La candidate conservatrice, Keiko Fujimori a été officiellement proclamée présidente élue du Pérou à l’issue d’un second tour particulièrement disputé, marquant le retour du fujimorisme au pouvoir plus de deux décennies après la fin du mandat de son père, Alberto Fujimori.
Selon les résultats définitifs publiés par l’Office national des processus électoraux (ONPE), elle a obtenu 50,13 % des suffrages, contre 49,86 % pour son adversaire de gauche, Roberto Sánchez, soit un écart d’environ 50.000 voix.
Après plus de trois semaines d’attente avant la proclamation officielle des résultats, Keiko Fujimori, 51 ans, s’est engagée à gouverner dans un esprit de dialogue et d’ouverture. Elle a affirmé que « les portes du dialogue » resteraient ouvertes à son rival ainsi qu’aux différentes forces politiques représentées au Congrès. Sur le réseau social X, elle a également assuré que le Pérou s’engageait désormais sur « la voie de l’ordre et de l’espoir ».

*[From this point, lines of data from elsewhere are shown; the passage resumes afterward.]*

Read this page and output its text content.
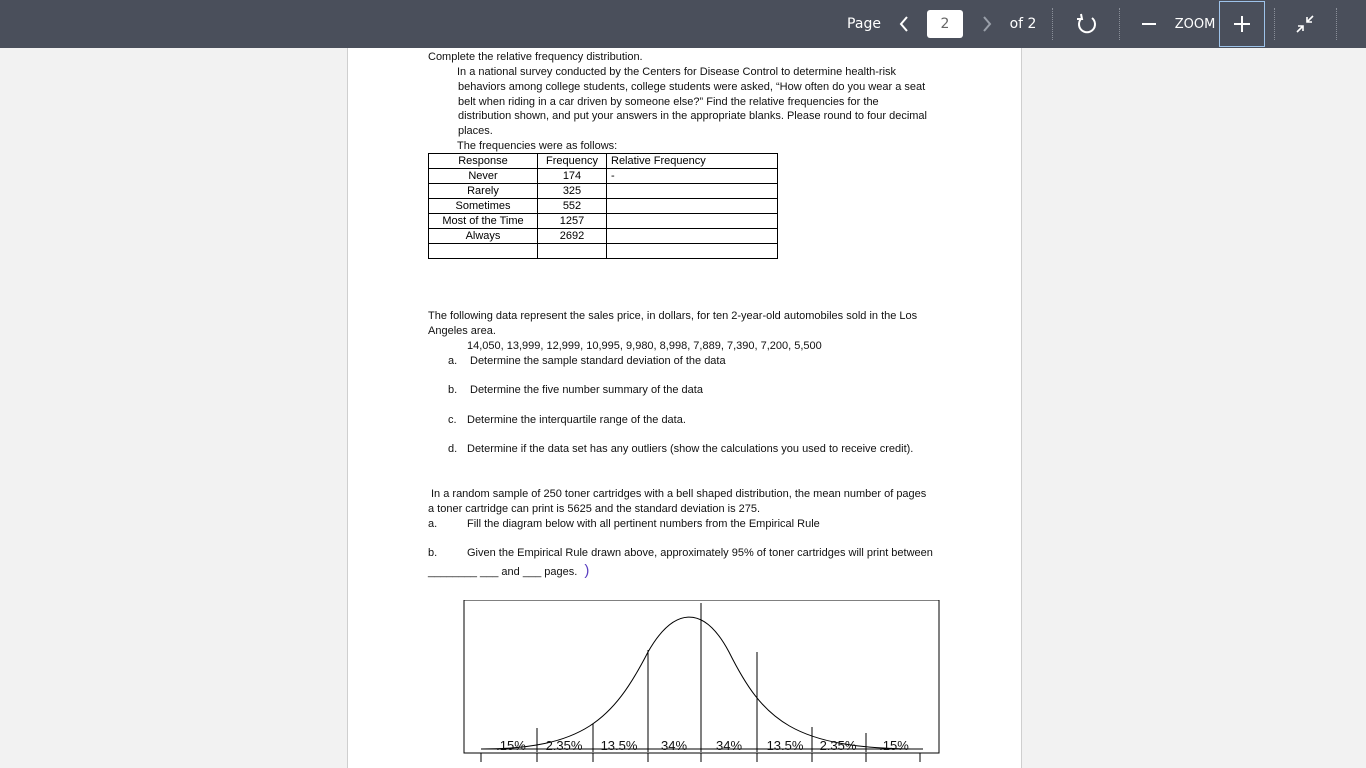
Page	2	of 2	ZOOM
Complete the relative frequency distribution.
In a national survey conducted by the Centers for Disease Control to determine health-risk
behaviors among college students, college students were asked, “How often do you wear a seat
belt when riding in a car driven by someone else?” Find the relative frequencies for the
distribution shown, and put your answers in the appropriate blanks. Please round to four decimal
places.
The frequencies were as follows:
Response	Frequency	Relative Frequency
Never	174	-
Rarely	325	
Sometimes	552	
Most of the Time	1257	
Always	2692	

The following data represent the sales price, in dollars, for ten 2-year-old automobiles sold in the Los
Angeles area.
14,050, 13,999, 12,999, 10,995, 9,980, 8,998, 7,889, 7,390, 7,200, 5,500
a. Determine the sample standard deviation of the data
b. Determine the five number summary of the data
c. Determine the interquartile range of the data.
d. Determine if the data set has any outliers (show the calculations you used to receive credit).
In a random sample of 250 toner cartridges with a bell shaped distribution, the mean number of pages
a toner cartridge can print is 5625 and the standard deviation is 275.
a.	Fill the diagram below with all pertinent numbers from the Empirical Rule
b.	Given the Empirical Rule drawn above, approximately 95% of toner cartridges will print between
________ ___ and ___ pages. )
.15% 2.35% 13.5% 34% 34% 13.5% 2.35% .15%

Ce scrutin, considéré comme l’un des plus serrés de l’histoire récente de l’Amérique latine, intervient dans un contexte de profonde instabilité politique. Depuis 2016, le Pérou a vu se succéder huit présidents, au rythme de crises institutionnelles répétées. Plus de 18 millions d’électeurs étaient appelés aux urnes dans le cadre d’un vote obligatoire.
La lutte contre l’insécurité figurera parmi les principaux défis de la nouvelle présidente. Durant sa campagne, Keiko Fujimori a promis de renforcer la lutte contre les extorsions et les assassinats commandités, alors que près de sept Péruviens sur dix souhaitent voir la criminalité érigée en priorité nationale. Des experts estiment toutefois que des résultats rapides en la matière, seront difficiles à obtenir malgré l’urgence de la situation.
La victoire de Keiko Fujimori consolide également la progression des forces conservatrices en Amérique Latine. La passation de pouvoir avec le président par intérim, José Maria Balcazar, est prévue le 28 juillet, date à laquelle Keiko Fujimori entamera un mandat de cinq ans.